Le tribunal de Besançon accorde à une lesbienne le droit d’adopter un enfant

justiceC’est une première en France. Après dix années de bataille juridique et administrative, Emmanuelle, 48 ans, a finalement obtenu un agrément d’adoption, qui lui a été accordé cette semaine par le tribunal administratif de Besançon. Annulant les précédentes décisions du Conseil général du Jura, qui s’y opposait farouchement, le tribunal impose au même Conseil général d’accorder son agrément dans les 15 jours, « sous astreinte de 100 euros par jour de retard ».
Vivant en couple avec Laurence, seule la demandeuse, Emmanuelle, sera déclarée comme mère adoptive. Sa compagne restera elle un tiers vis-à-vis de l’enfant.

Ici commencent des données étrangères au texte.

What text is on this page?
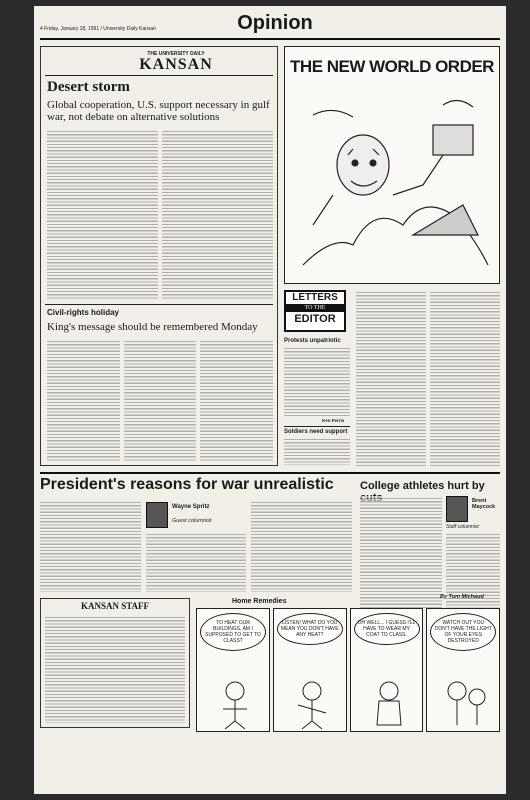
4 Friday, January 18, 1991 / University Daily Kansan	Opinion
THE UNIVERSITY DAILY
KANSAN
Desert storm
Global cooperation, U.S. support necessary in gulf war, not debate on alternative solutions
Civil-rights holiday
King's message should be remembered Monday
THE NEW WORLD ORDER
LETTERS
TO THE
EDITOR
Protests unpatriotic
Ken Ferris
Soldiers need support
President's reasons for war unrealistic
Wayne Spritz
Guest columnist
College athletes hurt by
Brent Maycock
Staff columnist
KANSAN STAFF	Home Remedies
TO HEAT OUR BUILDINGS, AM I SUPPOSED TO GET TO CLASS?
LISTEN! WHAT DO YOU MEAN YOU DON'T HAVE ANY HEAT?
OH WELL... I GUESS I'LL HAVE TO WEAR MY COAT TO CLASS.
WATCH OUT YOU DON'T HAVE THE LIGHT OF YOUR EYES DESTROYED
By Tom Michaud
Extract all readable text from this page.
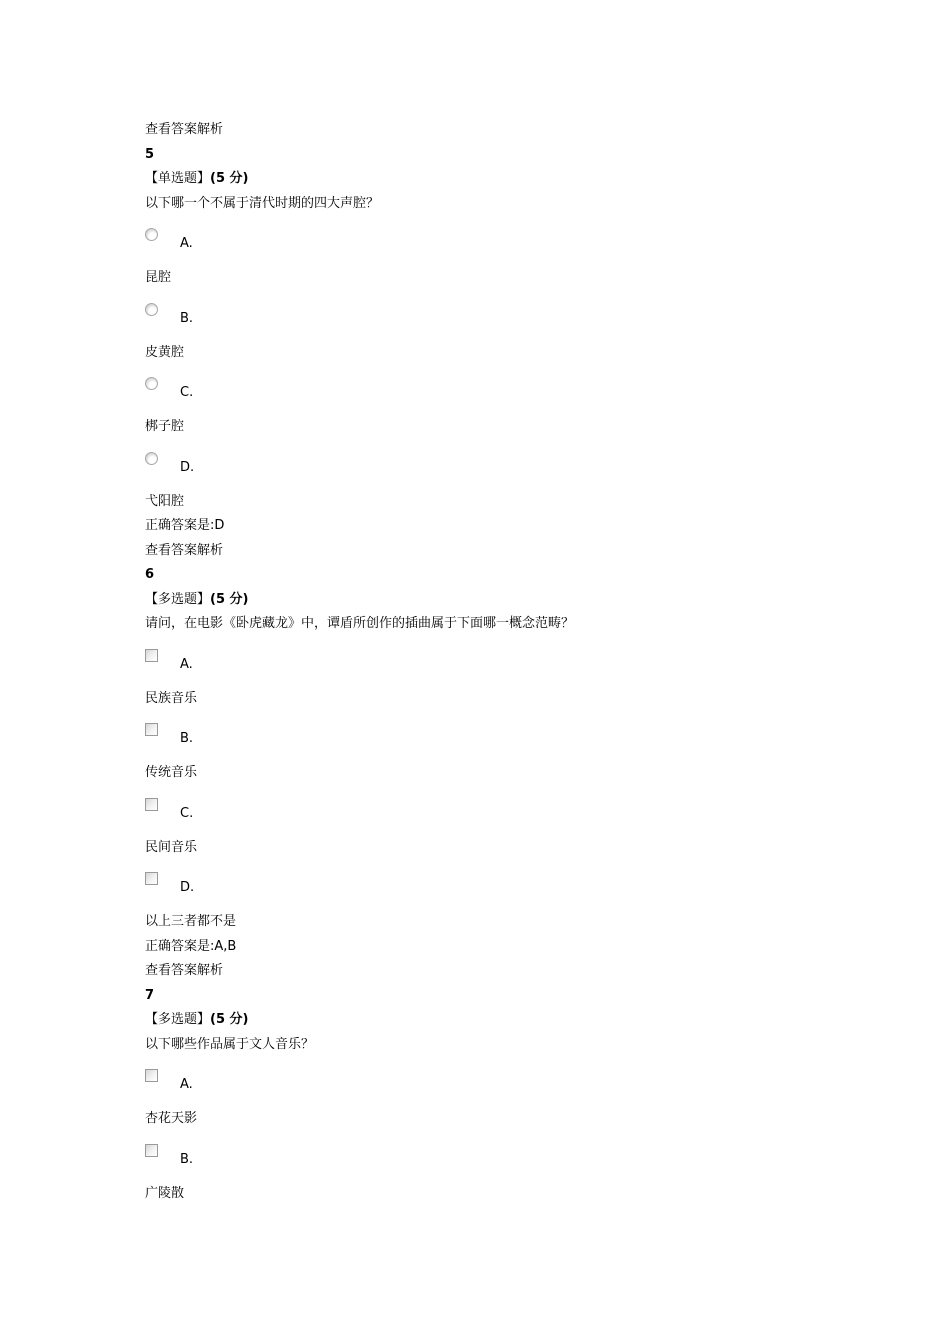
查看答案解析
5
【单选题】(5 分)
以下哪一个不属于清代时期的四大声腔？
A.
昆腔
B.
皮黄腔
C.
梆子腔
D.
弋阳腔
正确答案是:D
查看答案解析
6
【多选题】(5 分)
请问，在电影《卧虎藏龙》中，谭盾所创作的插曲属于下面哪一概念范畴？
A.
民族音乐
B.
传统音乐
C.
民间音乐
D.
以上三者都不是
正确答案是:A,B
查看答案解析
7
【多选题】(5 分)
以下哪些作品属于文人音乐？
A.
杏花天影
B.
广陵散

Un parcours juridique éprouvant

10 ans. C’est donc le temps qu’il aura fallu pour qu’Emmanuelle obtienne ce droit. 10 ans de bataille juridique qu’Emmanuelle a livrée, allant même plaider sa cause devant la Cour européenne des droits de l’Homme. Le but : obtenir le droit d’adopter un enfant que le Conseil général de son département, le Jura, lui refusait systématiquement, au motif qu’il existe « des différences notables (au sein du couple) dans le projet d’adoption, notamment au niveau de l’âge de l’enfant ».
Le jugement européen tombe en janvier 2008 et condamne la France pour discrimination sexuelle. En France, une célibataire peut adopter un enfant, mais pas une célibataire homosexuelle. « C’est de la discrimination basée sur l’orientation sexuelle du demandeur », avaient estimé les juges européens.
Rassurée et soutenue au niveau européen, Emmanuelle refait une demande auprès de son Conseil général. Un nouveau refus tombe au printemps 2008.
Finalement le tribunal de Besançon a suivi le premier jugement européen, tout en s’appuyant sur les rapports des travailleurs sociaux qui sont « favorables à la demande d’agrément pour adoption ».

Des réactions variées

Depuis l’annonce de cette décision juridique, les réactions associatives et politiques se multiplient. Les unes pour souligner la grande avancée dans le droit des homos, les autres pour s’y opposer farouchement.
La secrétaire d’État chargée de la famille, Nadine Morano, a déclaré qu’« il n’y a pas de projet pour réformer l’adoption en faveur des couples homosexuels. Il faudra ouvrir le débat, pourquoi pas lors de la prochaine élection présidentielle ».
Du côté des protestataires, on retrouve Christian Vanneste, député l’UMP, condamnant « la malheureuse décision du tribunal qui a fait l’objet de l’habituel rouleau compresseur médiatique du groupe de pression homosexuelle ». Sans oublier les incontournables sorties du Front national, par la voix de Marine Le Pen, qui a estimé que « cette décision consacre la disparition d’une certaine morale d’Etat et le triomphe d’une société hédoniste ».
Du côté de la gauche, le député-maire Noël Mamère a salué « une grande victoire, le rêve que le droit est en train de rejoindre la société, un pas très important qui vient d’être franchi ».
Le Parti communiste français espère lui que « cette décision fera jurisprudence en France et dans tous les pays de l’Union européenne ».

Vers une jurisprudence ?

Pourquoi pas. En tout cas, la société semble évoluer dans ce sens. Selon Patrick Bloche, député socialiste, « la société est prête à accepter que des couples homosexuels adoptent des enfants. La loi peut donc être modifiée ». Impression confirmée par les statistiques. Un sondage BVA paru aujourd’hui pour Canal + va dans ce sens. Les Français seraient désormais 57% à être favorable à l’adoption par un couple homosexuel, alors qu’ils n’étaient que 48% en 2006.
Le Collectif contre l’homophobie se réjouit de la décision de justice rendue, estimant que désormais « la jurisprudence est établie ».

E. B.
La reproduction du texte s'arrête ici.